Once again, Kickstarter has found itself in the middle of a feud between two separate companies.

Last week, the crowdfunding site was listed as a defendant in a patent infringement lawsuit. This time around, it’s involved in a dispute over a trademark.

On Monday, Massimo Banzi, co-creator and founder of the Arduino open-source single-board microcontroller, wrote a very blistering blog post accusing a company that successfully raised $157,571 on Kickstarter of using the Arduino name to mislead its backers.

The company in question—smARtDUINO—and its general manager, Dimitri Albino, claim that their single-board microcontroller was built by Arduino’s manufacturer, something Banzi is offended by. As he wrote in the blog:

“Nobody had ever heard of him, then a long search started that ended with the realisation that he hired two factory workers who used to work for one of the many suppliers that our manufacturing partner users.

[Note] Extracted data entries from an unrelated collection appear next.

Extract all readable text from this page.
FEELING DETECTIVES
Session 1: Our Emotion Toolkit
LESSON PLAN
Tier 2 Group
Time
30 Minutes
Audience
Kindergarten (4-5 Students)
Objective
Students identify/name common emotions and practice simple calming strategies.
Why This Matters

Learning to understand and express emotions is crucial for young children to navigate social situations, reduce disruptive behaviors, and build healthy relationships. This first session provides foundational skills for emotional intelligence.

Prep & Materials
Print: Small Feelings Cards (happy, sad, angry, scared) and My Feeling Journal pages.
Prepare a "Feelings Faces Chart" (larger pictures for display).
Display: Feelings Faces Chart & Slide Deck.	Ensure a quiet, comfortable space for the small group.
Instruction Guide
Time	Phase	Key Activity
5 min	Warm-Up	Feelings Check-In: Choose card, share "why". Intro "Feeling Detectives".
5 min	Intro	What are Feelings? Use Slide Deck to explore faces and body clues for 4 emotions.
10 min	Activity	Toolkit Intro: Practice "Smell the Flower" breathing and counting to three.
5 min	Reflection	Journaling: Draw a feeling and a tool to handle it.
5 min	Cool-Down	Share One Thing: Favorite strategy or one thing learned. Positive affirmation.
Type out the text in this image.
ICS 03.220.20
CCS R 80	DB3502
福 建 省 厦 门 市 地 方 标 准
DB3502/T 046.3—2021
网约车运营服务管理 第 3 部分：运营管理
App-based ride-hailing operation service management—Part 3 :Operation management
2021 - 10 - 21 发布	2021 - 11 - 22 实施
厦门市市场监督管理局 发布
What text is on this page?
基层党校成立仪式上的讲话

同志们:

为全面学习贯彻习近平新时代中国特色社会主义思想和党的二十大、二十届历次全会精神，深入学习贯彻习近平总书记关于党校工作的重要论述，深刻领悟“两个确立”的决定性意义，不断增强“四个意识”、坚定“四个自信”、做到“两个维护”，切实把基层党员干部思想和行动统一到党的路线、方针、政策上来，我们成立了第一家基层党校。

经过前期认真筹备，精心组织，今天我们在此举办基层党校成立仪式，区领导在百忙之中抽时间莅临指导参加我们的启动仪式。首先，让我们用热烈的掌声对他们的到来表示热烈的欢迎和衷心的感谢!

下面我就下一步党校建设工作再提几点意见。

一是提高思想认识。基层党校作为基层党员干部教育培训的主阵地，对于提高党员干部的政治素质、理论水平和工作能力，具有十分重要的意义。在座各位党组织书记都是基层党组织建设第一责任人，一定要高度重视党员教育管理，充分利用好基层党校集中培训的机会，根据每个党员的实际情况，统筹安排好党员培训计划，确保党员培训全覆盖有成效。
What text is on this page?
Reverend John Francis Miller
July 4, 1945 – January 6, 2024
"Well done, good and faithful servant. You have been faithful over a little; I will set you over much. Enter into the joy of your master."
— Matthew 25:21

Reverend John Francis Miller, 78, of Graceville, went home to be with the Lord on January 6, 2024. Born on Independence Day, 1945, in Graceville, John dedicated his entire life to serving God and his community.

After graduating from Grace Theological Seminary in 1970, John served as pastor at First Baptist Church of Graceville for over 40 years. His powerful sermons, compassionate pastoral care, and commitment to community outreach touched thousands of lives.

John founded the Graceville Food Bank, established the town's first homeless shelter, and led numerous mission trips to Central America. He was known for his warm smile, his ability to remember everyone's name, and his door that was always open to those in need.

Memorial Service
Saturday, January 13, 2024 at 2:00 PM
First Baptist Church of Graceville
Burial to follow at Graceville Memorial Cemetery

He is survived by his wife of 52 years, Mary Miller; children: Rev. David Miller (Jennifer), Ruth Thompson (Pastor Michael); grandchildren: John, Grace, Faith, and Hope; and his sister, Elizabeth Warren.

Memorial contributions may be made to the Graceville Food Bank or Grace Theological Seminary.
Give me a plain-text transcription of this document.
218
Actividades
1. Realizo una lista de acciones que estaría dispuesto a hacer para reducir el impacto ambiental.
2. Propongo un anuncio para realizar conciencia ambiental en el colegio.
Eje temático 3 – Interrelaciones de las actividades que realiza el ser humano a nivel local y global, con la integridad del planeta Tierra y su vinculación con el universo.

So according to them, if I hire two factory workers from Ford I can claim I used to manufacture Ford cars...”

It gets worse. Banzi goes on to try to disparage Albino’s character:

“Based on the current available information, it seems that the company that owns the domain (Aldi Technology) doesn’t exist and the person who launched the kickstarter, who claims to be living in Italy (Mr. Dimitri Albino), actually moved to china years ago.

“Italian speakers will find some old forum messages linking this person to some dubious activity.”

According to LinkedIn, Albino currently resides in Shanghai, China.

Banzi also has unkind words for the crowdsourcing site, which he feels should have done more to protect Arduino’s name. When he emailed Kickstarter, they responded by telling him to take it up with Albino, the project’s creator. Banzi found this answer to be unsatisfactory.

“Well I don’t think Kickstarter can remove themselves from the picture, they are not a charity, they make money out of what they do. They should protect their users by better vetting who wants to be funded and by making it easier to raise issues about individual kicstarters [sic].”

The Daily Dot reached out to Kickstarter for comment but has yet to receive a response.

For his— and smARtDUINO’s—part, Albino maintains no wrongdoing and has defended himself and his company in the comments section of Banzi’s post on multiple occasions. In his own blog, Albino also points to a 2010 photo post written by former Wired editor-in-chief Chris Anderson that shows photographs of the old Arduino plant, including staffers who now work for Albino.
According to Wired, Arduino has sent Albino a cease-and-desist letter, demanding that he stop using the company’s name and that he relinquish the smartduino.com domain.

Albino has said he’ll refuse to do so.